Beckwith-Wiedemann syndrome can be caused by genetic mutations and be familial, or much more commonly, by epigenetic changes and be sporadic. Either mechanism can be associated with an increased incidence of embryonal tumors, including Wilms tumor and hepatoblastoma. The gene dosage and ensuing increased expression of insulin-like growth factor 2 (IGF-2) has been implicated in the macrosomia and embryonal tumors in Beckwith-Wiedemann syndrome.[18,33] When sporadic, the types of embryonal tumors associated with Beckwith-Wiedemann syndrome have frequently also undergone somatic changes in the Beckwith-Wiedemann syndrome locus and IGF-2.[34,35] The genetics of tumors in children with hemihyperplasia have not been clearly defined.
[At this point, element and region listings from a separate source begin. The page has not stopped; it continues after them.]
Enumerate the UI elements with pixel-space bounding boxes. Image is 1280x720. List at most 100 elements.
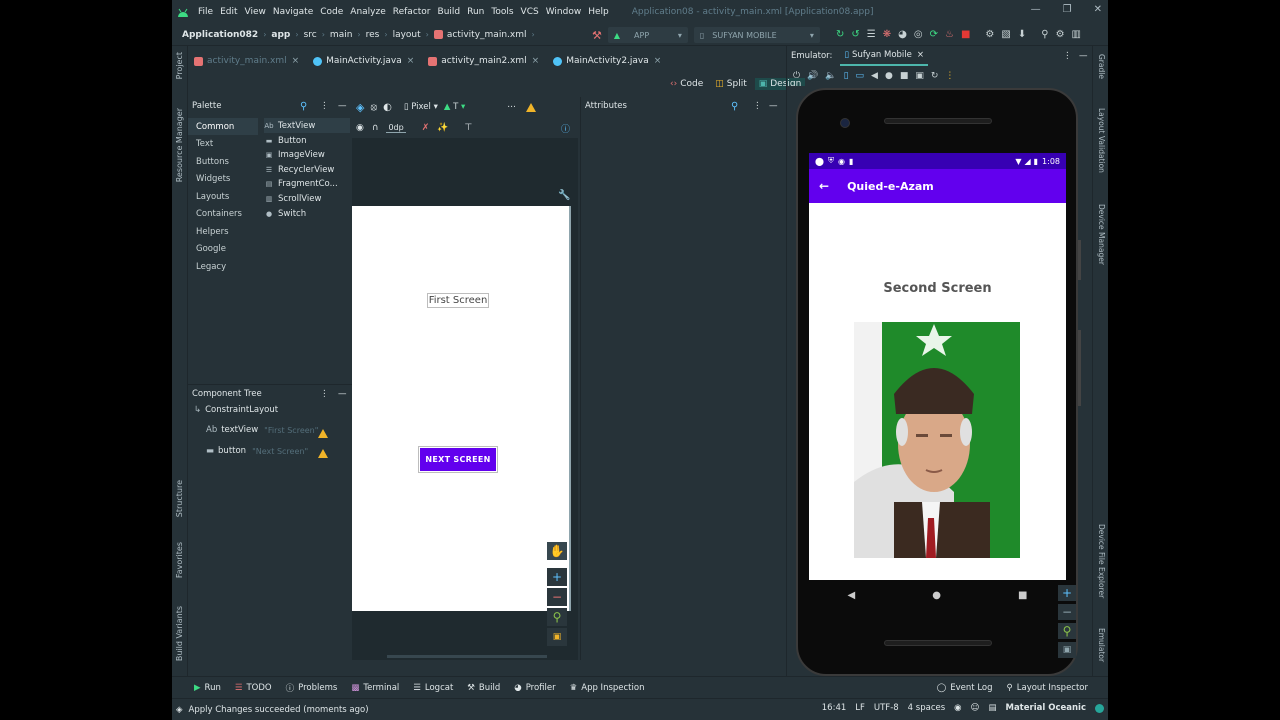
- zoom-out-icon[interactable]: −: [1058, 604, 1076, 620]
- nav-home-icon[interactable]: ●: [932, 590, 941, 601]
- emulator-device-tab[interactable]: ▯ Sufyan Mobile ×: [840, 46, 929, 66]
- search-icon[interactable]: ⚲: [731, 101, 738, 112]
- dev-icon[interactable]: ♨: [945, 29, 954, 40]
- back-icon[interactable]: ◀: [871, 71, 878, 81]
- palette-category-buttons[interactable]: Buttons: [188, 153, 258, 170]
- menu-analyze[interactable]: Analyze: [350, 7, 385, 17]
- tool-emulator[interactable]: Emulator: [1097, 628, 1106, 662]
- phone-side-button[interactable]: [1078, 330, 1081, 406]
- margin-field[interactable]: 0dp: [386, 123, 406, 133]
- palette-category-legacy[interactable]: Legacy: [188, 258, 258, 275]
- more-options-icon[interactable]: ⋮: [945, 71, 954, 81]
- menu-help[interactable]: Help: [588, 7, 609, 17]
- menu-run[interactable]: Run: [467, 7, 484, 17]
- menu-navigate[interactable]: Navigate: [273, 7, 313, 17]
- search-icon[interactable]: ⚲: [1041, 29, 1048, 40]
- tool-gradle[interactable]: Gradle: [1097, 54, 1106, 79]
- menu-window[interactable]: Window: [546, 7, 582, 17]
- palette-category-google[interactable]: Google: [188, 241, 258, 258]
- menu-refactor[interactable]: Refactor: [393, 7, 431, 17]
- minimize-icon[interactable]: —: [1031, 4, 1041, 15]
- rotate-right-icon[interactable]: ▭: [856, 71, 865, 81]
- device-dropdown-design[interactable]: ▯ Pixel ▾: [404, 102, 438, 112]
- palette-item-button[interactable]: ▬ Button: [264, 133, 350, 148]
- zoom-fit-icon[interactable]: ⚲: [547, 608, 567, 626]
- tool-todo[interactable]: ☰ TODO: [235, 683, 272, 693]
- close-icon[interactable]: ✕: [1094, 4, 1102, 15]
- hammer-icon[interactable]: ⚒: [592, 29, 602, 42]
- theme-icon[interactable]: [1095, 703, 1104, 713]
- indent-setting[interactable]: 4 spaces: [908, 703, 945, 713]
- palette-category-helpers[interactable]: Helpers: [188, 223, 258, 240]
- file-encoding[interactable]: UTF-8: [874, 703, 899, 713]
- split-mode-button[interactable]: ◫ Split: [711, 78, 750, 90]
- run-config-dropdown[interactable]: ▲ APP ▾: [607, 27, 688, 43]
- back-arrow-icon[interactable]: ←: [819, 179, 829, 193]
- tool-structure[interactable]: Structure: [175, 480, 184, 517]
- menu-view[interactable]: View: [245, 7, 266, 17]
- breadcrumb-res[interactable]: res: [366, 30, 380, 40]
- device-dropdown[interactable]: ▯ SUFYAN MOBILE ▾: [693, 27, 820, 43]
- volume-down-icon[interactable]: 🔈: [825, 71, 836, 81]
- memory-icon[interactable]: ▤: [988, 703, 996, 713]
- clear-constraints-icon[interactable]: ✗: [422, 123, 430, 133]
- cursor-position[interactable]: 16:41: [822, 703, 847, 713]
- user-icon[interactable]: ▥: [1072, 29, 1081, 40]
- device-preview[interactable]: [352, 206, 571, 611]
- palette-item-textview[interactable]: Ab TextView: [264, 118, 350, 133]
- menu-tools[interactable]: Tools: [491, 7, 513, 17]
- next-screen-button[interactable]: NEXT SCREEN: [418, 446, 498, 473]
- blueprint-icon[interactable]: ⦻: [370, 102, 377, 113]
- close-icon[interactable]: ×: [917, 50, 924, 60]
- breadcrumb-layout[interactable]: layout: [393, 30, 421, 40]
- breadcrumb-src[interactable]: src: [304, 30, 317, 40]
- close-icon[interactable]: ×: [654, 56, 662, 66]
- tool-resource-manager[interactable]: Resource Manager: [175, 108, 184, 182]
- stop-icon[interactable]: ■: [961, 29, 970, 40]
- horizontal-scrollbar[interactable]: [387, 655, 547, 658]
- tool-event-log[interactable]: ◯ Event Log: [937, 683, 993, 693]
- palette-category-layouts[interactable]: Layouts: [188, 188, 258, 205]
- palette-category-common[interactable]: Common: [188, 118, 258, 135]
- minimize-icon[interactable]: —: [1079, 51, 1088, 61]
- theme-name[interactable]: Material Oceanic: [1005, 703, 1086, 713]
- pan-icon[interactable]: ✋: [547, 542, 567, 560]
- zoom-out-icon[interactable]: −: [547, 588, 567, 606]
- zoom-in-icon[interactable]: +: [1058, 585, 1076, 601]
- more-options-icon[interactable]: ⋮: [320, 101, 329, 111]
- power-icon[interactable]: ⏻: [793, 71, 800, 81]
- code-mode-button[interactable]: ‹› Code: [666, 78, 707, 90]
- zoom-actual-icon[interactable]: ▣: [1058, 642, 1076, 658]
- tool-favorites[interactable]: Favorites: [175, 542, 184, 578]
- warning-icon[interactable]: [318, 429, 328, 438]
- avd-manager-icon[interactable]: ▧: [1001, 29, 1010, 40]
- tool-layout-validation[interactable]: Layout Validation: [1097, 108, 1106, 173]
- warning-icon[interactable]: [318, 449, 328, 458]
- profile-icon[interactable]: ◕: [898, 29, 907, 40]
- tool-profiler[interactable]: ◕ Profiler: [514, 683, 555, 693]
- eye-icon[interactable]: ◉: [356, 123, 364, 133]
- palette-item-fragmentcontainer[interactable]: ▤ FragmentCo...: [264, 177, 350, 192]
- menu-build[interactable]: Build: [438, 7, 461, 17]
- palette-item-imageview[interactable]: ▣ ImageView: [264, 148, 350, 163]
- home-icon[interactable]: ●: [885, 71, 893, 81]
- tool-layout-inspector[interactable]: ⚲ Layout Inspector: [1007, 683, 1088, 693]
- menu-code[interactable]: Code: [320, 7, 343, 17]
- warning-icon[interactable]: [525, 102, 536, 112]
- nav-back-icon[interactable]: ◀: [848, 590, 856, 601]
- close-icon[interactable]: ×: [407, 56, 415, 66]
- guidelines-icon[interactable]: ⊤: [464, 123, 472, 133]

All children with Beckwith-Wiedemann syndrome or isolated hemihyperplasia should be screened regularly by ultrasound to detect abdominal malignancies at an early stage. Screening using alpha-fetoprotein (AFP) levels, in addition to abdominal ultrasound, has helped in the early detection of hepatoblastoma in children with Beckwith-Wiedemann syndrome or hemihyperplasia. Other somatic overgrowth syndromes, such as Simpson-Golabi-Behmel syndrome, may also be associated with hepatoblastoma.
Familial adenomatous polyposis
There is an association between hepatoblastoma and familial adenomatous polyposis (FAP); children in families that carry the APC gene are at an 800-fold increased risk for hepatoblastoma. However, hepatoblastoma has been reported to occur in less than 1% of FAP family members, so ultrasound and AFP screening for hepatoblastoma in members of families with FAP has been controversial.[19,20,21,38]
A study of 50 sequential children with apparent sporadic hepatoblastoma reported five children (10%) had APC mutations. Data to date cannot rule out the possibility that predisposition to hepatoblastoma may be limited to a specific subset of APC mutations. Another study of children with hepatoblastoma found a predominance of the mutation in the 5' region of the gene, but some patients had mutations closer to the 3' region. Perhaps, screening children with hepatoblastoma for APC mutations may be appropriate, as they should be followed for potential colon cancer. This preliminary study provides some evidence that screening children with hepatoblastoma for APC mutations may be appropriate.